Each of these outbreaks as an isolated event could be routine, and except for those who are directly impacted not something a lot of people would notice. However, taken together, CDC is managing what must be an historic amount of major outbreaks.

CDC presumably has different personnel assigned to handle different types of outbreaks. But what’s the capacity of the agency and its labs to handle multiple lines of outbreaks all at once?

We seem to have noticed that reports and updates for food borne illness outbreaks go faster there are not so many non-food outbreaks drawing on the the agency’s resources.

For example, as I write this, we have not had an update on the Salmonella Typhimurium outbreak involving Mexico mangoes since mid-September. But when CDC is working on Ebola in Africa and probably SARS in the Middle East should we cut them some slack?

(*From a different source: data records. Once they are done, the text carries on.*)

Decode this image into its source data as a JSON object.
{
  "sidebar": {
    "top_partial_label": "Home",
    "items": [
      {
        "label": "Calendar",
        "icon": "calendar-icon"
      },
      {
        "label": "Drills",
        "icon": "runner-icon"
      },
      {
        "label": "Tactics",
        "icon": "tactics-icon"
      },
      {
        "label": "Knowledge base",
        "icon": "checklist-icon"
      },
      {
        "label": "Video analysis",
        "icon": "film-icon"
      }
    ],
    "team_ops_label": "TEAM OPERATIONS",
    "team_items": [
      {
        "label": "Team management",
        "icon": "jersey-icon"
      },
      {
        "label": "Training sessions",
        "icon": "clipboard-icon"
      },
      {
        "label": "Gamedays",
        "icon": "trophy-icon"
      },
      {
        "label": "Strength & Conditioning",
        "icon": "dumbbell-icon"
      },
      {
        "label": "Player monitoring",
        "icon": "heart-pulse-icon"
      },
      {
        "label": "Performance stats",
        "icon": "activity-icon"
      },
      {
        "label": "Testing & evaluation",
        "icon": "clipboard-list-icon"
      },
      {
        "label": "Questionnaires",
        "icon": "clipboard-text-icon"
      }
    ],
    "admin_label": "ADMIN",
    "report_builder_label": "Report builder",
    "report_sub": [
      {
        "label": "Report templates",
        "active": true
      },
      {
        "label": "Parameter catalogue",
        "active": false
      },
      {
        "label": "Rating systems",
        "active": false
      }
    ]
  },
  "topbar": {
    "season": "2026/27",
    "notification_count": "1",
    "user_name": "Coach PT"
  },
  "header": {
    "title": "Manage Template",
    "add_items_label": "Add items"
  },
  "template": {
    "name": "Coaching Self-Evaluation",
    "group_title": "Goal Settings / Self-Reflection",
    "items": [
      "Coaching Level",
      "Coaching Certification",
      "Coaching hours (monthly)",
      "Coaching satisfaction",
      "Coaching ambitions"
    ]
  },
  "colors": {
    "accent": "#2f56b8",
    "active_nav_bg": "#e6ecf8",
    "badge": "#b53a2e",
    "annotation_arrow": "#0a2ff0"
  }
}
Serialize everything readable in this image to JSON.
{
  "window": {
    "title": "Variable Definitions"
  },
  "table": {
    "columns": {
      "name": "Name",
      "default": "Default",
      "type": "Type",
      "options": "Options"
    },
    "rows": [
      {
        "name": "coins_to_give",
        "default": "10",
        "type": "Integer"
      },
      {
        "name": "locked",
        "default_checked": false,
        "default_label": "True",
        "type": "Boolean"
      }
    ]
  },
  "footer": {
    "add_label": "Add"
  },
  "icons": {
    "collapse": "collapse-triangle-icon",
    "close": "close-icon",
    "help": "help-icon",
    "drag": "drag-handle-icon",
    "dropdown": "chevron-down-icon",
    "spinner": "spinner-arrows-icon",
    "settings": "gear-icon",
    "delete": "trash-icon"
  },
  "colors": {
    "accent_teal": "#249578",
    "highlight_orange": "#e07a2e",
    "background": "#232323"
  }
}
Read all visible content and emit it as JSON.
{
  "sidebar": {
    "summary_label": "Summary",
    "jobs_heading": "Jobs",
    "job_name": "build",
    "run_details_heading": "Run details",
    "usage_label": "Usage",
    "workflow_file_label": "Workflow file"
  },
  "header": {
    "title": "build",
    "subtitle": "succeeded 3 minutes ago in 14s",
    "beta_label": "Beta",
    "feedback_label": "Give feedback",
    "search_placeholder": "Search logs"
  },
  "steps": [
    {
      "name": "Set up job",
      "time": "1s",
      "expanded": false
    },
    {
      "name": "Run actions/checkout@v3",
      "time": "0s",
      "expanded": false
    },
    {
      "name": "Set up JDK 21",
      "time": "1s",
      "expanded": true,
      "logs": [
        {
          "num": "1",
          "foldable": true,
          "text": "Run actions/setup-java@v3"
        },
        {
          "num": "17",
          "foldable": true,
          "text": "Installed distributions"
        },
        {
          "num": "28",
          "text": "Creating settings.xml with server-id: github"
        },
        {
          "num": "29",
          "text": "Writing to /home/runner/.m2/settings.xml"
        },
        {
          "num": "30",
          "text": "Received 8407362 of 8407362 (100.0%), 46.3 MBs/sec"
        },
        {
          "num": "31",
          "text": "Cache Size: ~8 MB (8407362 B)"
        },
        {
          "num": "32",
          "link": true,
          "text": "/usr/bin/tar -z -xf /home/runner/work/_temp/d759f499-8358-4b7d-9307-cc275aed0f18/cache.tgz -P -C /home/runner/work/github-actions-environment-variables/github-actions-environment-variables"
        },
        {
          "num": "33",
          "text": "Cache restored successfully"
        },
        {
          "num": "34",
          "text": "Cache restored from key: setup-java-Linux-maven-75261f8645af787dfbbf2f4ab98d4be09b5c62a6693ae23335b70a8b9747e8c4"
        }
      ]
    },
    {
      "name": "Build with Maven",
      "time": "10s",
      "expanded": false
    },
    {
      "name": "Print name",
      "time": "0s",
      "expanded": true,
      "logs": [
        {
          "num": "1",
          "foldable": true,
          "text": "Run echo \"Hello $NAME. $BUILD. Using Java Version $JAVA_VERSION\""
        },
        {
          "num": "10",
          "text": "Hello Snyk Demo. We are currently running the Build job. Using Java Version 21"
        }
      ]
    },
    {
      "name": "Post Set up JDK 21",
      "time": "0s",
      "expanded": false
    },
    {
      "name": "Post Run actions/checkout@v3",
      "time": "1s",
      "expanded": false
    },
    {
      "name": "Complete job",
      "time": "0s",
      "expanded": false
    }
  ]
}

The fact is we probably do not. We were not appreciative enough for Friday’s update on the peanut butter outbreak because we also want to see an update on the Mexican mangoes outbreak, which has gone without an update for almost three weeks.

The military for years made the case that it had to have the capacity to fight a war on two fronts, or two entirely different wars. I am not sure where all that’s at today, but it raises a good question for CDC. What is its capacity for handling multiple outbreaks?

Right now, the agency has a lot of balls in the air with apparent success. None of these outbreaks large enough to have captured or held the attention (or fear) of the American public. But what if they did? How close to capacity is CDC in operations right now?

Maybe CDC is great at multitasking and doing a lot of unexpected tasks all at once. But maybe they are not. Now would be a good time to benchmark how CDC is doing and make the necessary adjustments before those labs down in Atlanta are involved in something that scares the bejesus out of us.